Question

In a hypothetical Bohr hydrogen atom, the mass of the electron is doubled. The energy ${\mathrm{E}}_0$ ​and the radius $r_0$ of the first orbit will be ($r_0$ is the Bohr radius)-

• A. -6.8 $\mathrm{eV}$
• B. -11.2 $\mathrm{eV}$
• C. -27.2 $\mathrm{eV}$
• D. -33.6 $\mathrm{eV}$

Answer 1

The correct option is C

-27.2 $\mathrm{eV}$

Explanation for correct answer:-

Option (C) -27.2 $\mathrm{eV}$

Step 1: Radius ${\mathrm{r}}_0$

For the Bohr atom, the radius$\left(\mathrm{r}\right)$ is inversely proportional to the mass of the electron$\left(\mathrm{m}\right)$.
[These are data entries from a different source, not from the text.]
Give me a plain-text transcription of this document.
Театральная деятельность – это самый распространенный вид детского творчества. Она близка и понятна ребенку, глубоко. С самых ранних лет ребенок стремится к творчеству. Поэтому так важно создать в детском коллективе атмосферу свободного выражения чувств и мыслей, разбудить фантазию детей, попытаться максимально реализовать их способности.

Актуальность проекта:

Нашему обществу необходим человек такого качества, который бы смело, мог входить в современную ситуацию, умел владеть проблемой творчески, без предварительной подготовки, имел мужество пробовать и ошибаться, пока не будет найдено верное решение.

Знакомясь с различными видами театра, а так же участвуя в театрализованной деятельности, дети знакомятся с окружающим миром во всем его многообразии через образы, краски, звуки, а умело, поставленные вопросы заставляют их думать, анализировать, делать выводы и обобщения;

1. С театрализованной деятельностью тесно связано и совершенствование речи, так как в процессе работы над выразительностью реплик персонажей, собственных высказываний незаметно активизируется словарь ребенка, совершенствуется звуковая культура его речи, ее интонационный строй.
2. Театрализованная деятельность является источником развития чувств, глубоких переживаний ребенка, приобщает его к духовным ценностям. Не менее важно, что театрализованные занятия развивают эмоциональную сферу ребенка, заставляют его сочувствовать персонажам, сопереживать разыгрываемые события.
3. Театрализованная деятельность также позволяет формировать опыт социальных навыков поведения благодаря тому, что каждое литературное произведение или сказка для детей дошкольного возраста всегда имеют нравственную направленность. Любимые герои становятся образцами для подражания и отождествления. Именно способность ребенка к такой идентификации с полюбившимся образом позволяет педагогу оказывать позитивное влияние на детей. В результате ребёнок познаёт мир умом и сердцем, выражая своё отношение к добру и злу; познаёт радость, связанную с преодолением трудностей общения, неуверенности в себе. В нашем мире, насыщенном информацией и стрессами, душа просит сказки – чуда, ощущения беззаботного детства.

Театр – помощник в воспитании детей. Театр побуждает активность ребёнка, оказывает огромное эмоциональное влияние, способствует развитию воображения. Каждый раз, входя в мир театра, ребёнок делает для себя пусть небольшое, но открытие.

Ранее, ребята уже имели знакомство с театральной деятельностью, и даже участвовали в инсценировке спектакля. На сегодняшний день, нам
$\mathrm{r}\propto \frac{1}{\mathrm{m}}......\left(1\right)$

Here, the mass of the electron is doubled

So, ${\mathrm{r}}_0=\frac{1}{2\mathrm{m}}....\left(2\right)$

Divide equation (2) by (1),

$$\begin{gathered} \frac{r_0}{r}=\frac{{\displaystyle \frac{1}{2m}}}{{\displaystyle \frac{1}{m}}} \\ \frac{r_0}{r}=\frac{1}{2} \\ {r}_0=\frac{1}{2}r \end{gathered}$$

Therefore, when the mass of an electron is doubled then the radius gets halved.

Step 2: Energy ${\mathrm{E}}_0$

Energy$\left(\mathrm{E}\right)$ is proportional to the mass$\left(\mathrm{m}\right)$ of the electron

$\mathrm{E}\propto \mathrm{m}$

The ground state energy of a Hydrogen atom is $-13.6eV$.

Therefore,

$$\begin{gathered} {\mathrm{E}}_0=2\times (-13.6) \\ =-27.2\mathrm{eV} \end{gathered}$$

Hence, the energy of the first orbit will be $-27.2\mathrm{eV}$.